Appel au boycott d’Enrico Macias à Romorantin : la polémique enfle entre LFI et la mairie
Le maire de la commune, Jeanny Lorgeoux, y voit l’expression d’un antisémitisme assumé, que n’excuse pas la souffrance du peuple gazaoui


Une vive controverse secoue la ville de Romorantin à l’approche du concert d’Enrico Macias, prévu le 1er février 2026 à La Pyramide dans le cadre d’un événement organisé par le comité des fêtes. La section locale de La France insoumise (LFI) a appelé à l’annulation ou au boycott du spectacle, reprochant au chanteur ses prises de position sur la guerre à Gaza ainsi que des déclarations virulentes visant des responsables du mouvement.
Cet appel a provoqué une réaction ferme du maire de la commune, Jeanny Lorgeoux, qui a dénoncé une démarche qu’il juge inacceptable. Dans un communiqué, l’édile a rappelé le parcours et l’identité d’Enrico Macias, né à Constantine dans une famille juive d’Algérie, et profondément marqué par l’histoire tragique de son beau-père, Raymond Leyris, figure majeure de la musique arabo-andalouse assassiné en 1961.

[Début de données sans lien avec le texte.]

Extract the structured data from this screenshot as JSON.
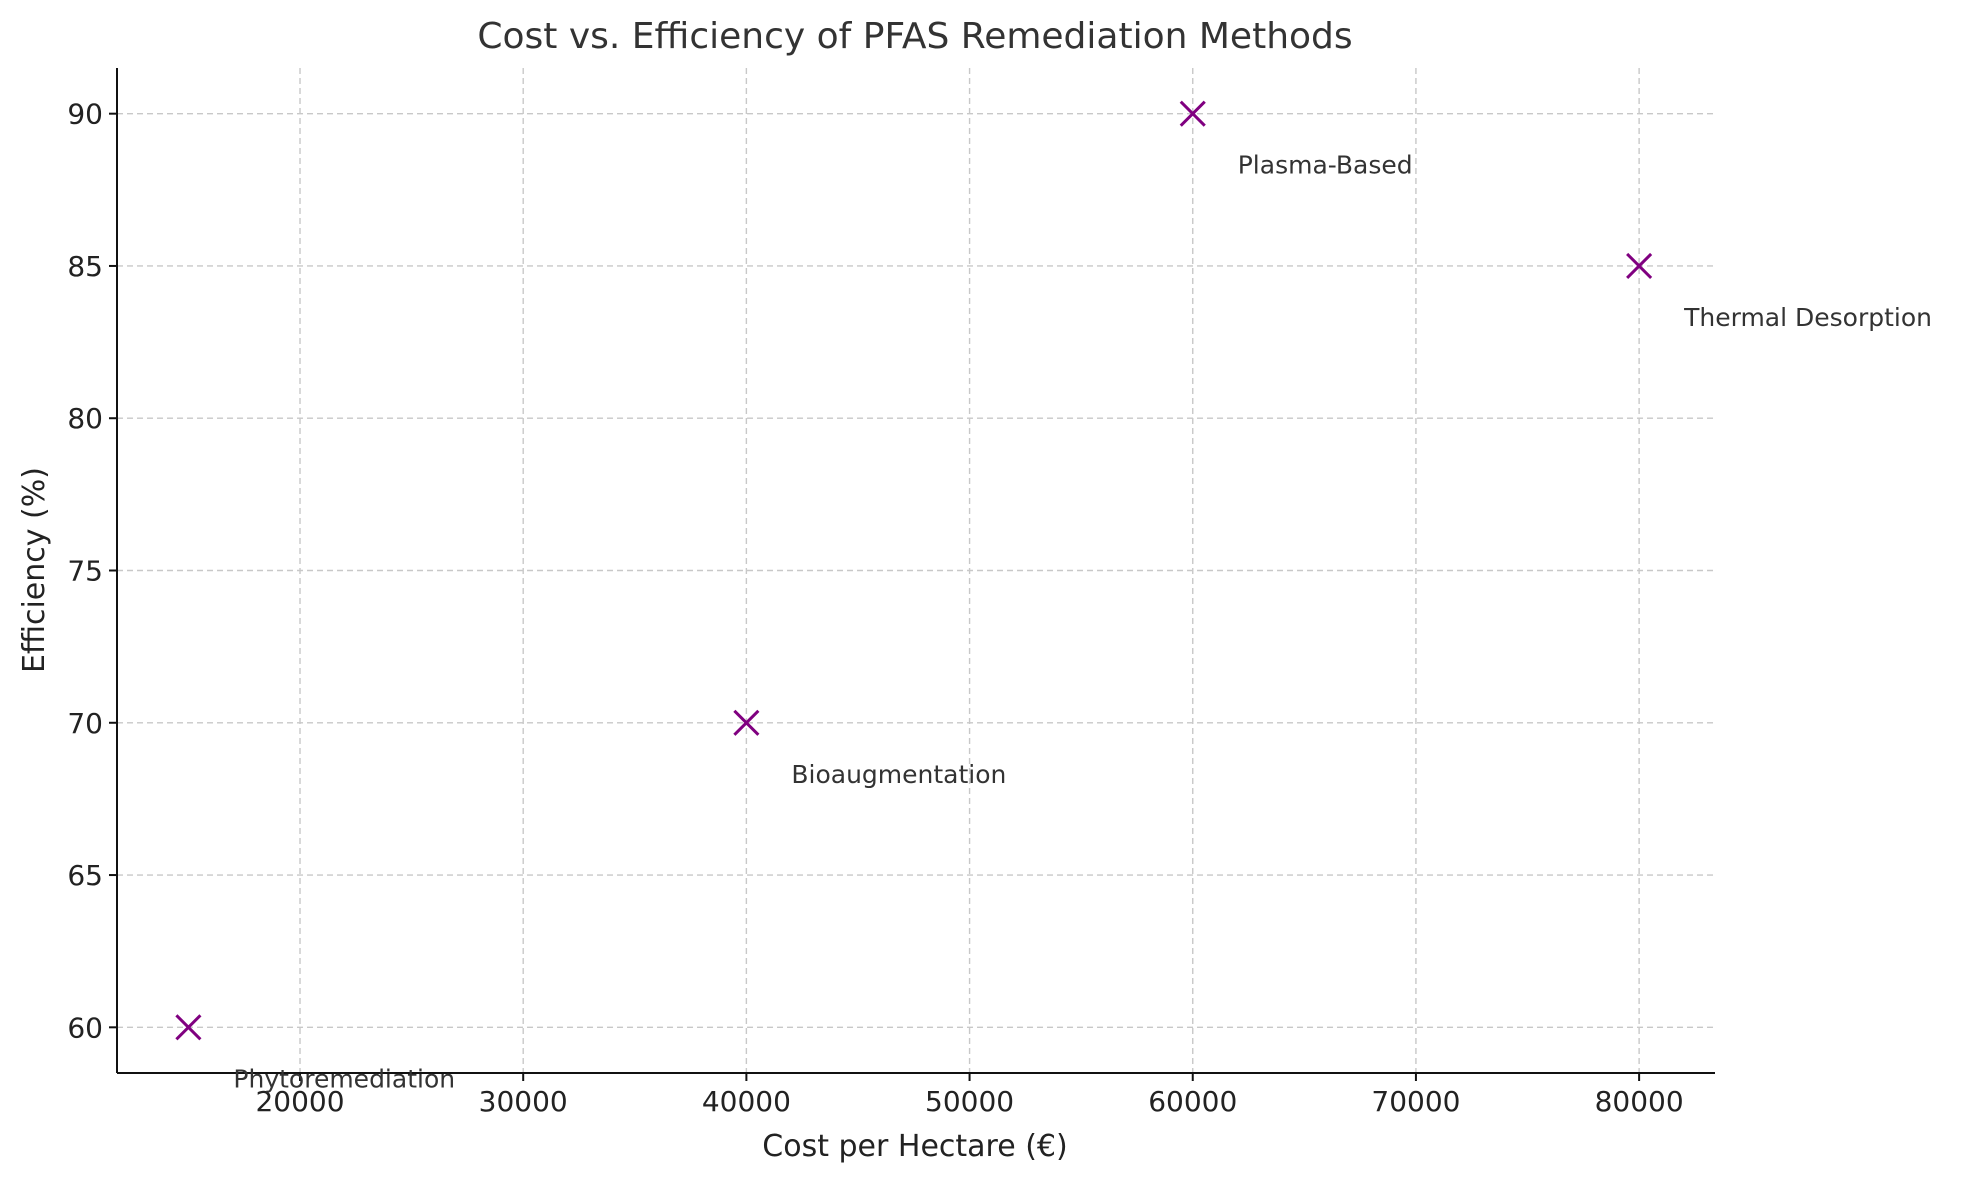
{
  "chart_data": {
    "type": "scatter",
    "title": "Cost vs. Efficiency of PFAS Remediation Methods",
    "xlabel": "Cost per Hectare (€)",
    "ylabel": "Efficiency (%)",
    "xlim": [
      11800,
      83400
    ],
    "ylim": [
      58.5,
      91.5
    ],
    "xticks": [
      20000,
      30000,
      40000,
      50000,
      60000,
      70000,
      80000
    ],
    "yticks": [
      60,
      65,
      70,
      75,
      80,
      85,
      90
    ],
    "grid": true,
    "marker": "x",
    "marker_color": "#800080",
    "points": [
      {
        "label": "Phytoremediation",
        "x": 15000,
        "y": 60
      },
      {
        "label": "Bioaugmentation",
        "x": 40000,
        "y": 70
      },
      {
        "label": "Plasma-Based",
        "x": 60000,
        "y": 90
      },
      {
        "label": "Thermal Desorption",
        "x": 80000,
        "y": 85
      }
    ]
  }
}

Le maire a également souligné l’engagement de longue date du chanteur en faveur du dialogue et de la réconciliation entre les peuples juif et arabe. Selon lui, l’œuvre d’Enrico Macias, notamment la chanson « Enfants de tous pays et de toutes couleurs », s’inscrit dans une démarche de fraternité et de tolérance reconnue bien au-delà des frontières françaises.
Jeanny Lorgeoux estime que l’appel au boycott dépasse le cadre d’un désaccord politique ou artistique. Il y voit l’expression d’un antisémitisme assumé, qu’il juge injustifiable, y compris au regard de la situation dramatique vécue par la population de Gaza. Pour le maire, la souffrance des civils palestiniens ne saurait servir de prétexte à la stigmatisation d’un artiste en raison de son identité ou de ses convictions.
À Romorantin, cette prise de position a ravivé le débat sur la liberté d’expression artistique et les limites de la contestation politique. À ce stade, le concert reste maintenu, tandis que la polémique continue d’alimenter les échanges locaux et nationaux autour de la question du boycott culturel et de la montée des tensions liées au conflit israélo-palestinien.